Boeing’s choice is by all means an experiment. ACOs are not known to take on massive patient populations like Boeing has, and they’re still a bit too new to truly know the long-term benefits and drawbacks. But if this partnership is successful, meaning Boeing resigns and its employees under the ACO plan are healthy and happy with the coverage, it will be a massive win for ACOs. If the bigger ACO groups can figure out how to expand, then maybe the American public, who are mostly subjected to insurance companies, may benefit in general.
This generalized benefit is because ACOs operate directly around making the patient’s health the front focus, and emphasize preventative healthcare instead of reactionary treatment. There are a few different payment models ACOs use, but Boeing has established a deal in which it paid UW Medicine and Providence-Swedish a base amount that is calculated to cover all of the healthcare expenses Boeing’s Seattle employees might need for that year. If that pool runs dry, the doctors and hospitals are required to pick up the tab. This encourages physicians to keep track of patients and ensure they’re healthy, up-to-date on vaccines, and living healthy lifestyles to stay out of the emergency room. After all, healthy people cost less money to maintain than sick ones.
To discourage doctors from under-treating patients in order to keep costs low, bonuses are only given out if the physicians meet pre-established quality goals.
The challenge of widespread adoption of ACOs is scaling it to a national level. According to the Seattle Times, most of these offerings are happening through employers, and getting this model of healthcare open to the average member of the public will be tricky because of the required infrastructure and startup costs, which average about $2 million the first year.
One of the challenges with ACOs is the amount of patient overhaul required, but thanks to the federally mandated transition into electronic health records having access to a patient’s medical history will be a button click away.
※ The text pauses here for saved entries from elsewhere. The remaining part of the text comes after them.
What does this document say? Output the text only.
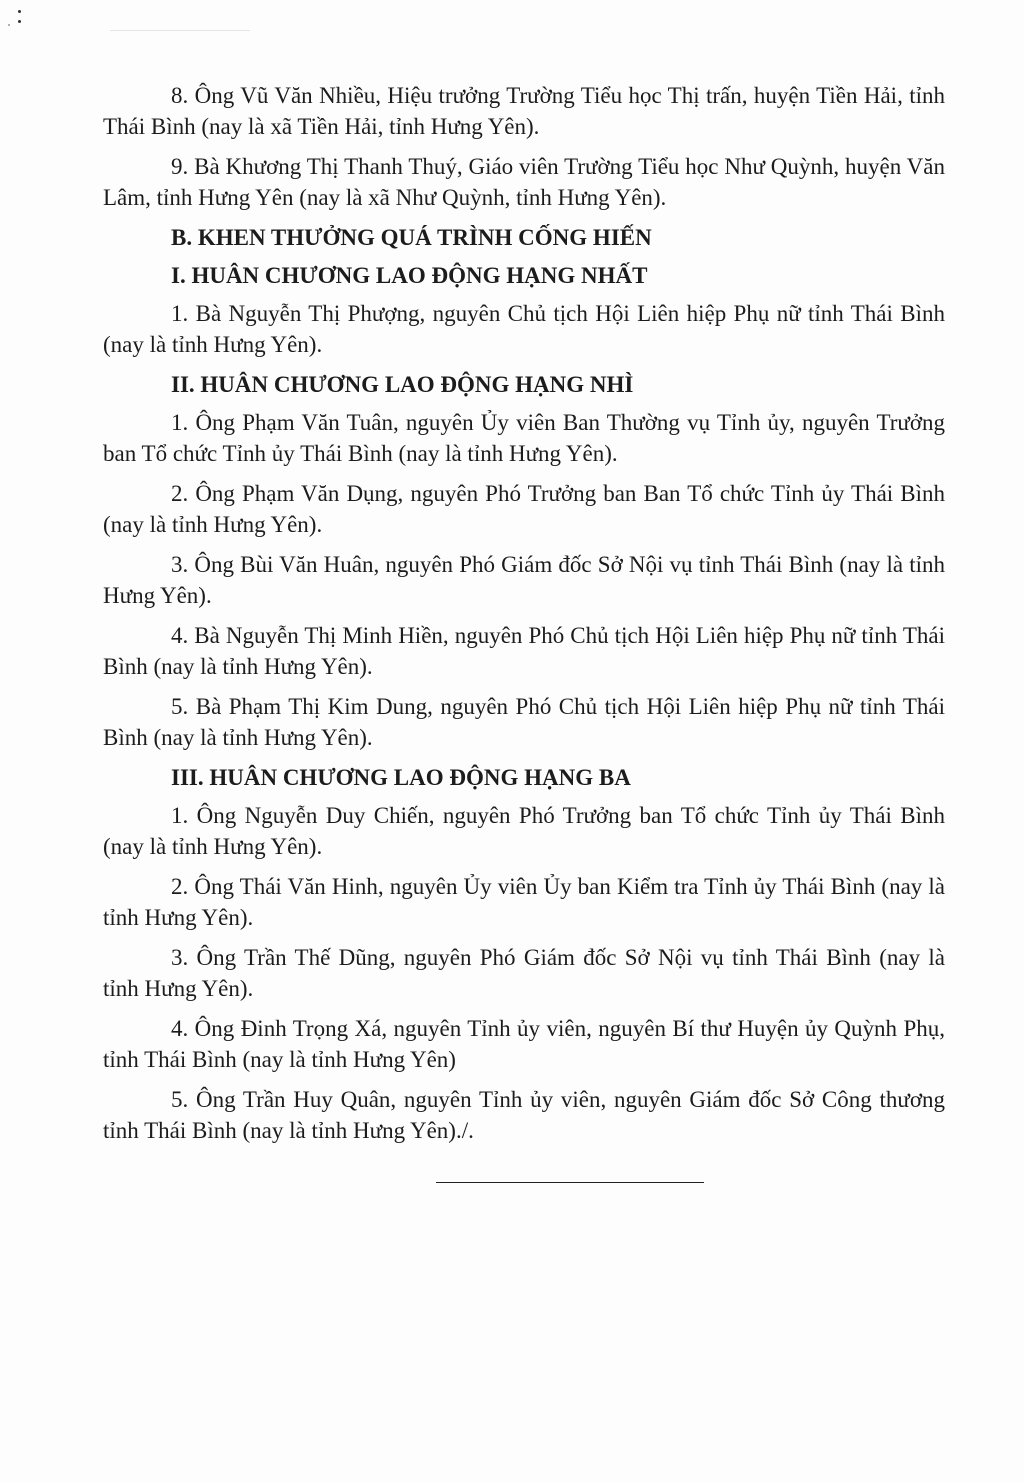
8. Ông Vũ Văn Nhiều, Hiệu trưởng Trường Tiểu học Thị trấn, huyện Tiền Hải, tỉnh Thái Bình (nay là xã Tiền Hải, tỉnh Hưng Yên).

9. Bà Khương Thị Thanh Thuý, Giáo viên Trường Tiểu học Như Quỳnh, huyện Văn Lâm, tỉnh Hưng Yên (nay là xã Như Quỳnh, tỉnh Hưng Yên).

B. KHEN THƯỞNG QUÁ TRÌNH CỐNG HIẾN

I. HUÂN CHƯƠNG LAO ĐỘNG HẠNG NHẤT

1. Bà Nguyễn Thị Phượng, nguyên Chủ tịch Hội Liên hiệp Phụ nữ tỉnh Thái Bình (nay là tỉnh Hưng Yên).

II. HUÂN CHƯƠNG LAO ĐỘNG HẠNG NHÌ

1. Ông Phạm Văn Tuân, nguyên Ủy viên Ban Thường vụ Tỉnh ủy, nguyên Trưởng ban Tổ chức Tỉnh ủy Thái Bình (nay là tỉnh Hưng Yên).

2. Ông Phạm Văn Dụng, nguyên Phó Trưởng ban Ban Tổ chức Tỉnh ủy Thái Bình (nay là tỉnh Hưng Yên).

3. Ông Bùi Văn Huân, nguyên Phó Giám đốc Sở Nội vụ tỉnh Thái Bình (nay là tỉnh Hưng Yên).

4. Bà Nguyễn Thị Minh Hiền, nguyên Phó Chủ tịch Hội Liên hiệp Phụ nữ tỉnh Thái Bình (nay là tỉnh Hưng Yên).

5. Bà Phạm Thị Kim Dung, nguyên Phó Chủ tịch Hội Liên hiệp Phụ nữ tỉnh Thái Bình (nay là tỉnh Hưng Yên).

III. HUÂN CHƯƠNG LAO ĐỘNG HẠNG BA

1. Ông Nguyễn Duy Chiến, nguyên Phó Trưởng ban Tổ chức Tỉnh ủy Thái Bình (nay là tỉnh Hưng Yên).

2. Ông Thái Văn Hinh, nguyên Ủy viên Ủy ban Kiểm tra Tỉnh ủy Thái Bình (nay là tỉnh Hưng Yên).

3. Ông Trần Thế Dũng, nguyên Phó Giám đốc Sở Nội vụ tỉnh Thái Bình (nay là tỉnh Hưng Yên).

4. Ông Đinh Trọng Xá, nguyên Tỉnh ủy viên, nguyên Bí thư Huyện ủy Quỳnh Phụ, tỉnh Thái Bình (nay là tỉnh Hưng Yên)

5. Ông Trần Huy Quân, nguyên Tỉnh ủy viên, nguyên Giám đốc Sở Công thương tỉnh Thái Bình (nay là tỉnh Hưng Yên)./.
Couple this with improved patient monitoring via mobile healthcare products like exercise trackers, and a patient-first philosophy, ACOs are well on their way to reshaping the healthcare game.
However, despite these risks, Boeing is saying that ACOs are seemingly offering cheaper solutions and improving the level of personal treatment that employees receive. Consequently, if things go well in this initial round, Boeing says it intends to expand the ACO option to employees in other parts of the country.
Let’s hope this happens. The American healthcare system needs improving, and with a patient-first approach, maybe ACOs are that improvement. If Boeing leads the way, surely other companies will follow suit.